In martial arts, the ability to manage fighting distance is crucial, even when the fight takes place on the ground. Understanding how to control distance while grappling can give you a significant advantage in self-defense situations and competitive grappling.


Master Fighting Distance in Jiu Jitsu and Grappling

Let's explore essential techniques that will help you master fighting distance while on the ground.
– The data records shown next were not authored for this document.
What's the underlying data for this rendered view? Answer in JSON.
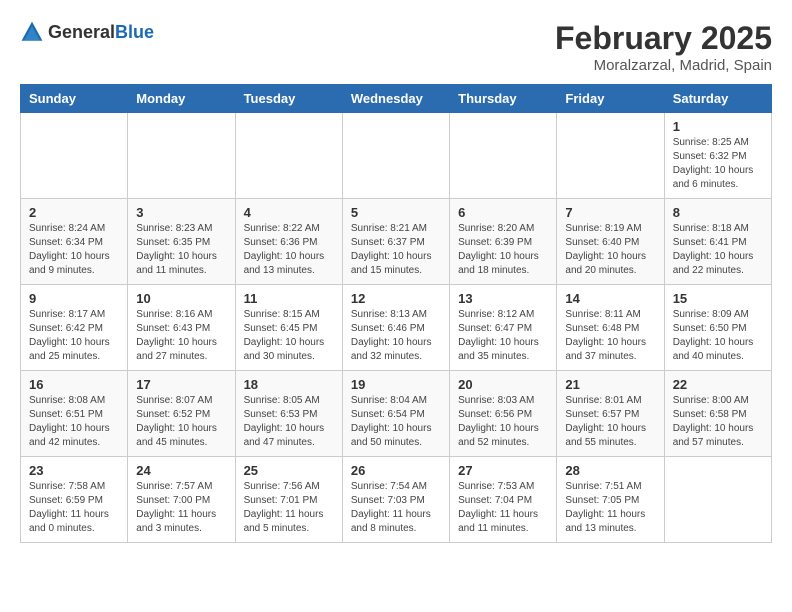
{
  "logo": {
    "general": "General",
    "blue": "Blue"
  },
  "title": "February 2025",
  "location": "Moralzarzal, Madrid, Spain",
  "weekdays": [
    "Sunday",
    "Monday",
    "Tuesday",
    "Wednesday",
    "Thursday",
    "Friday",
    "Saturday"
  ],
  "weeks": [
    [
      null,
      null,
      null,
      null,
      null,
      null,
      {
        "day": "1",
        "sunrise": "Sunrise: 8:25 AM",
        "sunset": "Sunset: 6:32 PM",
        "daylight": "Daylight: 10 hours and 6 minutes."
      }
    ],
    [
      {
        "day": "2",
        "sunrise": "Sunrise: 8:24 AM",
        "sunset": "Sunset: 6:34 PM",
        "daylight": "Daylight: 10 hours and 9 minutes."
      },
      {
        "day": "3",
        "sunrise": "Sunrise: 8:23 AM",
        "sunset": "Sunset: 6:35 PM",
        "daylight": "Daylight: 10 hours and 11 minutes."
      },
      {
        "day": "4",
        "sunrise": "Sunrise: 8:22 AM",
        "sunset": "Sunset: 6:36 PM",
        "daylight": "Daylight: 10 hours and 13 minutes."
      },
      {
        "day": "5",
        "sunrise": "Sunrise: 8:21 AM",
        "sunset": "Sunset: 6:37 PM",
        "daylight": "Daylight: 10 hours and 15 minutes."
      },
      {
        "day": "6",
        "sunrise": "Sunrise: 8:20 AM",
        "sunset": "Sunset: 6:39 PM",
        "daylight": "Daylight: 10 hours and 18 minutes."
      },
      {
        "day": "7",
        "sunrise": "Sunrise: 8:19 AM",
        "sunset": "Sunset: 6:40 PM",
        "daylight": "Daylight: 10 hours and 20 minutes."
      },
      {
        "day": "8",
        "sunrise": "Sunrise: 8:18 AM",
        "sunset": "Sunset: 6:41 PM",
        "daylight": "Daylight: 10 hours and 22 minutes."
      }
    ],
    [
      {
        "day": "9",
        "sunrise": "Sunrise: 8:17 AM",
        "sunset": "Sunset: 6:42 PM",
        "daylight": "Daylight: 10 hours and 25 minutes."
      },
      {
        "day": "10",
        "sunrise": "Sunrise: 8:16 AM",
        "sunset": "Sunset: 6:43 PM",
        "daylight": "Daylight: 10 hours and 27 minutes."
      },
      {
        "day": "11",
        "sunrise": "Sunrise: 8:15 AM",
        "sunset": "Sunset: 6:45 PM",
        "daylight": "Daylight: 10 hours and 30 minutes."
      },
      {
        "day": "12",
        "sunrise": "Sunrise: 8:13 AM",
        "sunset": "Sunset: 6:46 PM",
        "daylight": "Daylight: 10 hours and 32 minutes."
      },
      {
        "day": "13",
        "sunrise": "Sunrise: 8:12 AM",
        "sunset": "Sunset: 6:47 PM",
        "daylight": "Daylight: 10 hours and 35 minutes."
      },
      {
        "day": "14",
        "sunrise": "Sunrise: 8:11 AM",
        "sunset": "Sunset: 6:48 PM",
        "daylight": "Daylight: 10 hours and 37 minutes."
      },
      {
        "day": "15",
        "sunrise": "Sunrise: 8:09 AM",
        "sunset": "Sunset: 6:50 PM",
        "daylight": "Daylight: 10 hours and 40 minutes."
      }
    ],
    [
      {
        "day": "16",
        "sunrise": "Sunrise: 8:08 AM",
        "sunset": "Sunset: 6:51 PM",
        "daylight": "Daylight: 10 hours and 42 minutes."
      },
      {
        "day": "17",
        "sunrise": "Sunrise: 8:07 AM",
        "sunset": "Sunset: 6:52 PM",
        "daylight": "Daylight: 10 hours and 45 minutes."
      },
      {
        "day": "18",
        "sunrise": "Sunrise: 8:05 AM",
        "sunset": "Sunset: 6:53 PM",
        "daylight": "Daylight: 10 hours and 47 minutes."
      },
      {
        "day": "19",
        "sunrise": "Sunrise: 8:04 AM",
        "sunset": "Sunset: 6:54 PM",
        "daylight": "Daylight: 10 hours and 50 minutes."
      },
      {
        "day": "20",
        "sunrise": "Sunrise: 8:03 AM",
        "sunset": "Sunset: 6:56 PM",
        "daylight": "Daylight: 10 hours and 52 minutes."
      },
      {
        "day": "21",
        "sunrise": "Sunrise: 8:01 AM",
        "sunset": "Sunset: 6:57 PM",
        "daylight": "Daylight: 10 hours and 55 minutes."
      },
      {
        "day": "22",
        "sunrise": "Sunrise: 8:00 AM",
        "sunset": "Sunset: 6:58 PM",
        "daylight": "Daylight: 10 hours and 57 minutes."
      }
    ],
    [
      {
        "day": "23",
        "sunrise": "Sunrise: 7:58 AM",
        "sunset": "Sunset: 6:59 PM",
        "daylight": "Daylight: 11 hours and 0 minutes."
      },
      {
        "day": "24",
        "sunrise": "Sunrise: 7:57 AM",
        "sunset": "Sunset: 7:00 PM",
        "daylight": "Daylight: 11 hours and 3 minutes."
      },
      {
        "day": "25",
        "sunrise": "Sunrise: 7:56 AM",
        "sunset": "Sunset: 7:01 PM",
        "daylight": "Daylight: 11 hours and 5 minutes."
      },
      {
        "day": "26",
        "sunrise": "Sunrise: 7:54 AM",
        "sunset": "Sunset: 7:03 PM",
        "daylight": "Daylight: 11 hours and 8 minutes."
      },
      {
        "day": "27",
        "sunrise": "Sunrise: 7:53 AM",
        "sunset": "Sunset: 7:04 PM",
        "daylight": "Daylight: 11 hours and 11 minutes."
      },
      {
        "day": "28",
        "sunrise": "Sunrise: 7:51 AM",
        "sunset": "Sunset: 7:05 PM",
        "daylight": "Daylight: 11 hours and 13 minutes."
      },
      null
    ]
  ]
}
  1. Utilizing the Guard Position: One of the fundamental positions in ground fighting is the guard position. The guard allows the person on the bottom to control the distance and neutralize their opponent's attacking options. There are different types of guards, including various closed and open guard positions, each having its own advantages and applications. By utilizing techniques involving framing, hip movement, and leg control, you can create a barrier that limits your opponent's ability to strike effectively. This control prevents your opponent from closing in and gaining dominant positions, ultimately neutralizing their offensive capabilities. Additionally, by actively moving your hips and adjusting angles, you can disrupt your opponent's balance and stability, making it challenging for them to mount an effective offense. Mastering fighting distance in guard techniques also opens up opportunities for powerful counterattacks and submissions. By maintaining the right distance, you can create space and angles for sweeps, transitions, and submission attempts. Effective leg control and proper framing techniques enable you to control your opponent's posture and movements, setting up opportunities to execute submissions like armbars, triangles, and omoplatas.

  2. Creating Space with Shrimping and Bridging: When you find yourself in an unfavorable position on the ground, creating space becomes crucial. Techniques like shrimping and bridging can help you create that space and regain control. Shrimping involves hip movement that allows you to escape from underneath your opponent or create distance for offensive attacks. Bridging uses the power of your hips and core to generate force and disrupt your opponent's balance.

  3. Closing the Distance and Initiating Attacks: While it's essential to maintain distance in certain situations, there are also times when closing the distance becomes necessary. By closing the distance, you can initiate attacks and transition to more dominant positions.


Techniques in the video below demonstrate control of distance from the guard position.


During the first technique, Coach Scott quickly closes distance by pulling in the opponent and establishing head and undertook control. From there, driving hips away from the opponent opens up a better angle of attack on the captured arm. Throughout the technique, distance and angle are key to success.


In the second technique, a simple scissor sweep, again we want to create correct distance to place the knee and set up the sweep.